The truth is great people are drawn toward other great people like moths to a flame.
But how do you know whether the moth you’re courting is indeed a moth or really a butterfly waiting to spread its wings?
According to blogger, author and former Starbucks marketeer John Moore, it’s a mix of “verve, candor, and can-do spirit, and a highly likable personality” Starbucks sought in employees that catapulted the coffee chain from nobody to international stardom.
In his book, Tribal Knowledge, Business Wisdom Brewed from the Grounds of Starbucks Corporate Culture, he explains
how Starbucks set out from its earliest stages to recruit fresh-faced customer focused employees who exhibited a sense of personal integrity, and put them into action on the front lines of the business at every level. As a barista-turned Starbucks marketing guru himself, Moore was tapped to help drive the Starbucks brand from the inside through word of mouth marketing.
His downloadble online manifesto hints at some aspects of the secret concoction that drove the firm’s WOM success including the belief that Starbucks’ employees were the critical X driving that brand forward from day one. As a company that has eschewed advertising since its founding, Starbucks relied heavily on word of mouth to propel it forward. The company successfully drove WOM success through not only the consistency and flavor of the coffee, but in the way store employees treated customers and exhibited a true positive attitude and even participated in local community and charitable events.

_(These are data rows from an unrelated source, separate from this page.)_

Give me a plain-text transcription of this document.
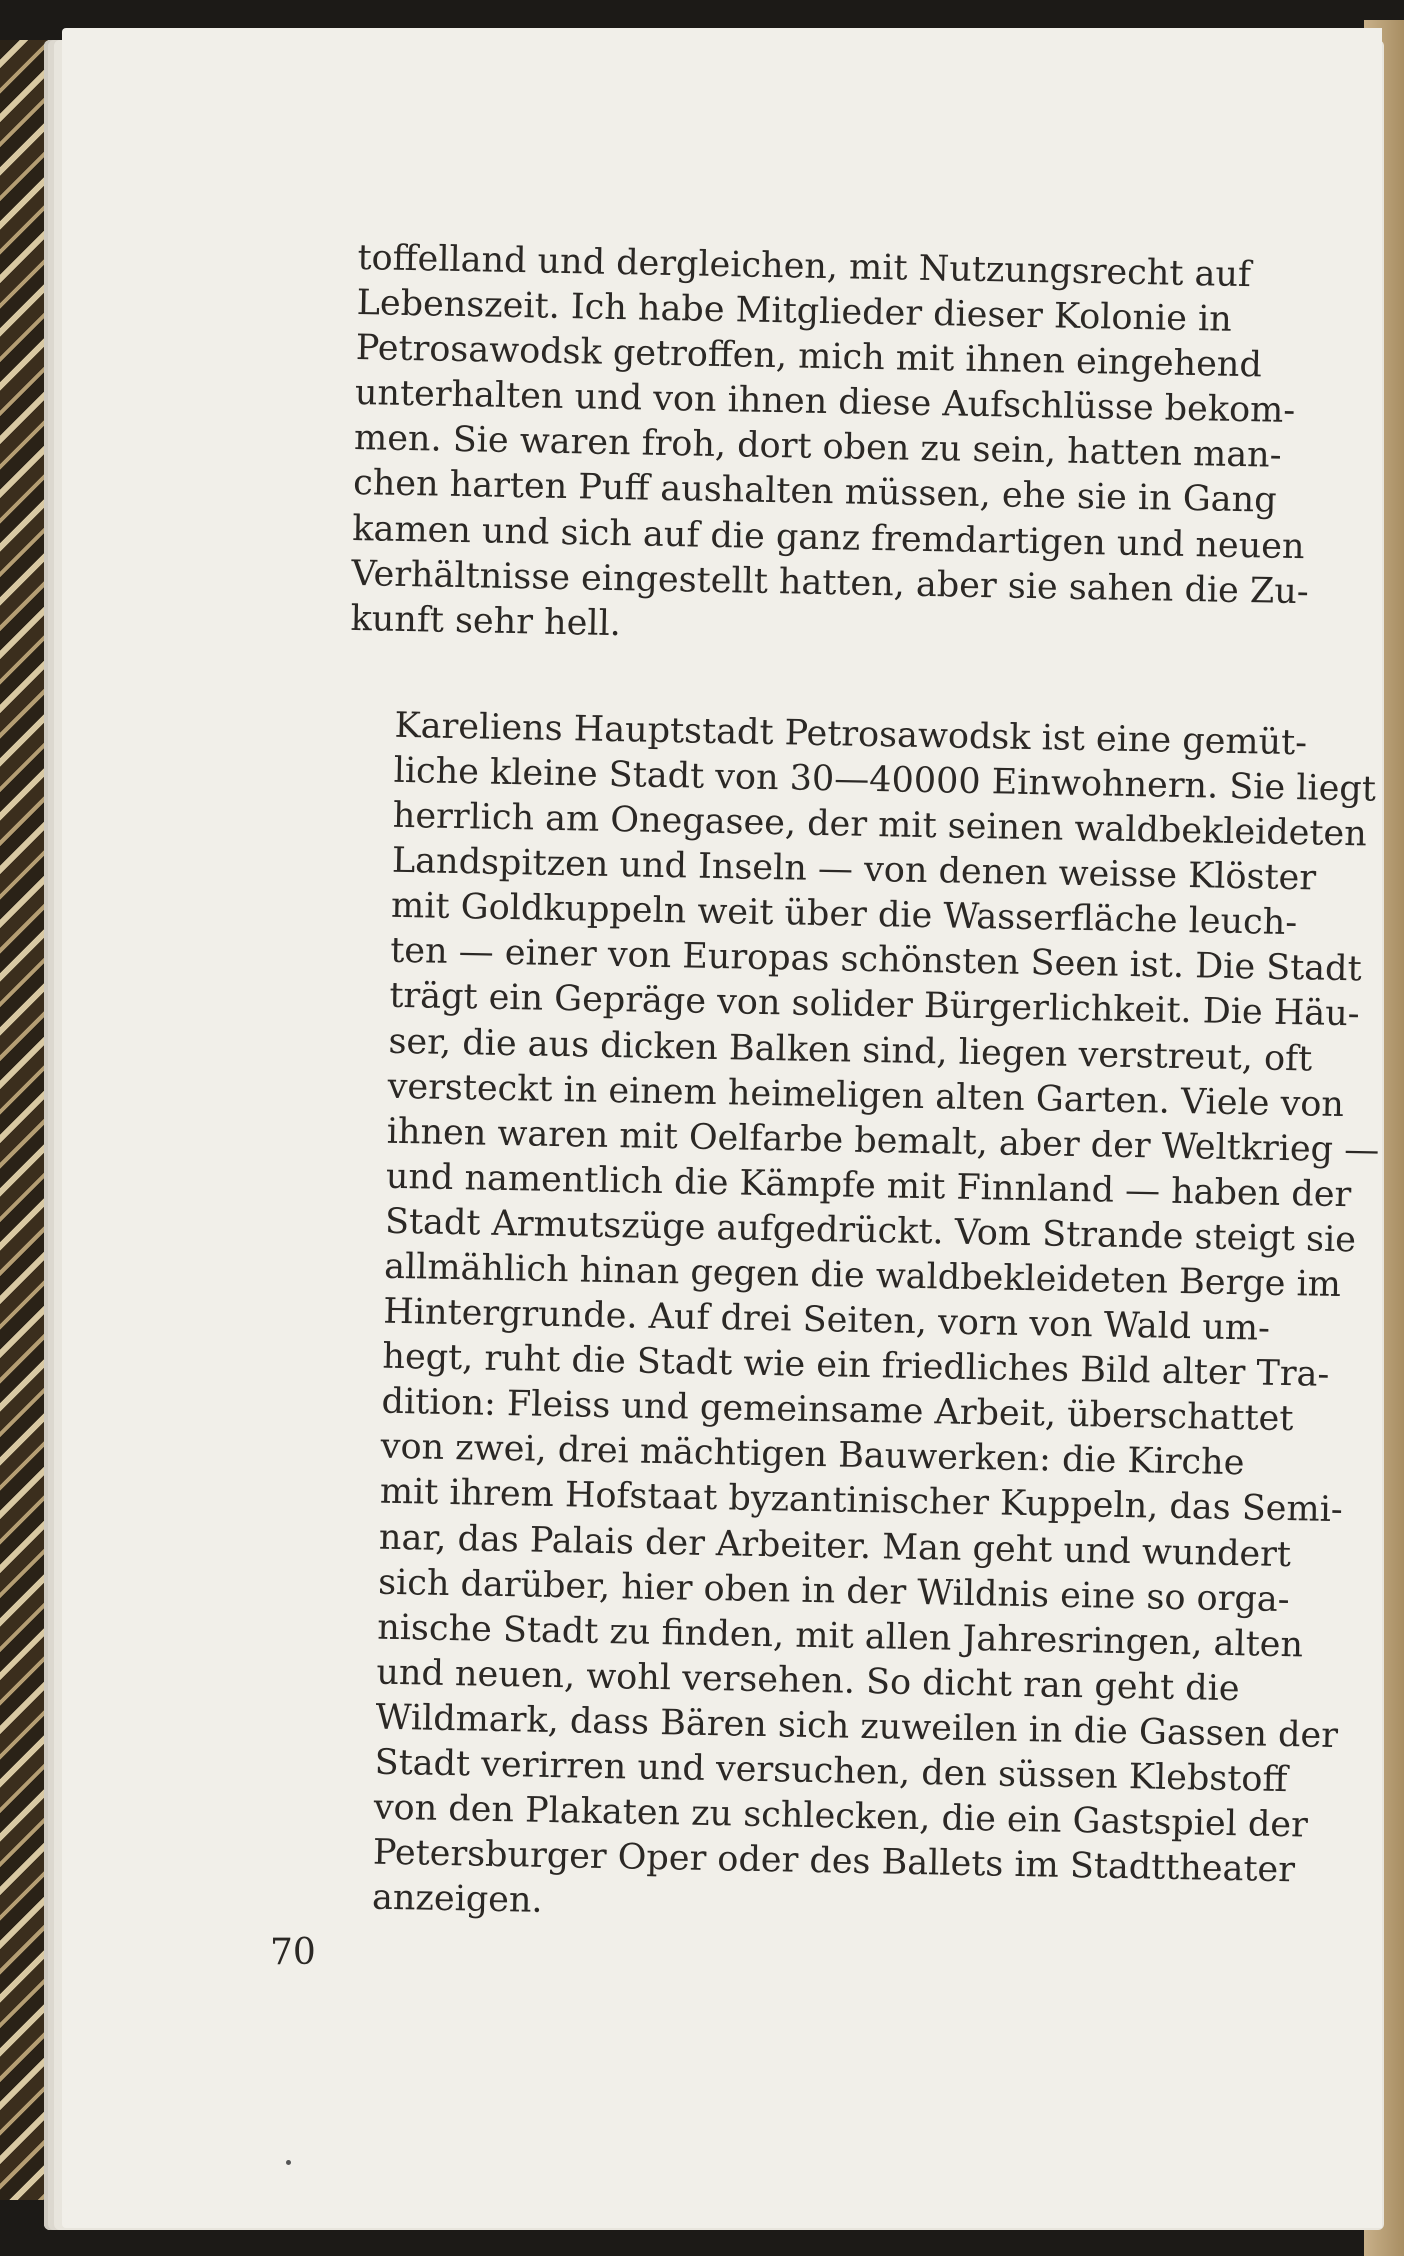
toffelland und dergleichen, mit Nutzungsrecht auf
Lebenszeit. Ich habe Mitglieder dieser Kolonie in
Petrosawodsk getroffen, mich mit ihnen eingehend
unterhalten und von ihnen diese Aufschlüsse bekom-
men. Sie waren froh, dort oben zu sein, hatten man-
chen harten Puff aushalten müssen, ehe sie in Gang
kamen und sich auf die ganz fremdartigen und neuen
Verhältnisse eingestellt hatten, aber sie sahen die Zu-
kunft sehr hell.

Kareliens Hauptstadt Petrosawodsk ist eine gemüt-
liche kleine Stadt von 30—40000 Einwohnern. Sie liegt
herrlich am Onegasee, der mit seinen waldbekleideten
Landspitzen und Inseln — von denen weisse Klöster
mit Goldkuppeln weit über die Wasserfläche leuch-
ten — einer von Europas schönsten Seen ist. Die Stadt
trägt ein Gepräge von solider Bürgerlichkeit. Die Häu-
ser, die aus dicken Balken sind, liegen verstreut, oft
versteckt in einem heimeligen alten Garten. Viele von
ihnen waren mit Oelfarbe bemalt, aber der Weltkrieg —
und namentlich die Kämpfe mit Finnland — haben der
Stadt Armutszüge aufgedrückt. Vom Strande steigt sie
allmählich hinan gegen die waldbekleideten Berge im
Hintergrunde. Auf drei Seiten, vorn von Wald um-
hegt, ruht die Stadt wie ein friedliches Bild alter Tra-
dition: Fleiss und gemeinsame Arbeit, überschattet
von zwei, drei mächtigen Bauwerken: die Kirche
mit ihrem Hofstaat byzantinischer Kuppeln, das Semi-
nar, das Palais der Arbeiter. Man geht und wundert
sich darüber, hier oben in der Wildnis eine so orga-
nische Stadt zu finden, mit allen Jahresringen, alten
und neuen, wohl versehen. So dicht ran geht die
Wildmark, dass Bären sich zuweilen in die Gassen der
Stadt verirren und versuchen, den süssen Klebstoff
von den Plakaten zu schlecken, die ein Gastspiel der
Petersburger Oper oder des Ballets im Stadttheater
anzeigen.

70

A case in point where great people drove the success of a great company.
So just how should companies go about finding and hiring the right talent? The questions will differ depending on your own corporate culture. But savvy hiring gurus suggest you focus on questions that will uncover traits such as honesty, dependability, thoroughness, discretion, creativity, flexibility and attentiveness, Its just as important to share with your candidates your company’s ultimate sense of purpose and to be clear and passionate about what ideas your company is fighting for.

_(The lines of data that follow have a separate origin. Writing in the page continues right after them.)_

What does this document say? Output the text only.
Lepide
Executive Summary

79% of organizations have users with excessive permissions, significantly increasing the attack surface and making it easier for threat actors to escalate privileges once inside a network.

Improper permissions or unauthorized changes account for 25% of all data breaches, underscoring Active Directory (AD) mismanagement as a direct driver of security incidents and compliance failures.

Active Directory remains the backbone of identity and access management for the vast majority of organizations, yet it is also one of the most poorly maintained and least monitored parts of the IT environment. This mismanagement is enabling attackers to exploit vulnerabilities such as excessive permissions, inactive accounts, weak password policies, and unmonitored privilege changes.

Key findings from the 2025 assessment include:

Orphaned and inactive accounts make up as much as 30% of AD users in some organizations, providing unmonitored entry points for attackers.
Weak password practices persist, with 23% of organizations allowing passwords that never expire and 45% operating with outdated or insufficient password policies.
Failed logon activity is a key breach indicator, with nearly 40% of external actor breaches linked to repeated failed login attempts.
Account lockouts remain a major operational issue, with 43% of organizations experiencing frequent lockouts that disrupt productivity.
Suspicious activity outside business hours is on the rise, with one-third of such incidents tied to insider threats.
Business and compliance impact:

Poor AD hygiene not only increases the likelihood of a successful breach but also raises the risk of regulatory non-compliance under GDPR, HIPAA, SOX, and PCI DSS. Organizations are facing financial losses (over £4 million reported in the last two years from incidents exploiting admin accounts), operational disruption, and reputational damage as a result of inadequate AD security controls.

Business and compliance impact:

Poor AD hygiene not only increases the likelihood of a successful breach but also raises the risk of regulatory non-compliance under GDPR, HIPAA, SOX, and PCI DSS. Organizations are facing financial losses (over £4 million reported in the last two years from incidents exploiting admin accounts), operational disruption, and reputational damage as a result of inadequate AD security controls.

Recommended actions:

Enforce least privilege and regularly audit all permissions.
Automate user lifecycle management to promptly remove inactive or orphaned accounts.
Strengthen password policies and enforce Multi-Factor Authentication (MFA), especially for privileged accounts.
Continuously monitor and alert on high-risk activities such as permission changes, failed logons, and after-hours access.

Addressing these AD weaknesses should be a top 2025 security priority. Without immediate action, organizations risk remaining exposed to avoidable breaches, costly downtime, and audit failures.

If your organization keeps these concepts in mind and a keeps its passionate purpose close at heart, great people will find you and will want to be a part of it. The truth is high performers are incented less by money than by the opportunity to be surrounded by other smart people who challenge them and give them the chance to grow. In addition, connection and success are their drugs of choice and they need to feel like they are having a positive impact on the business to excel. When you get a team in place that exhibits these qualities, and you give them the freedom and opportunity to stretch, you will be rewarded in spades.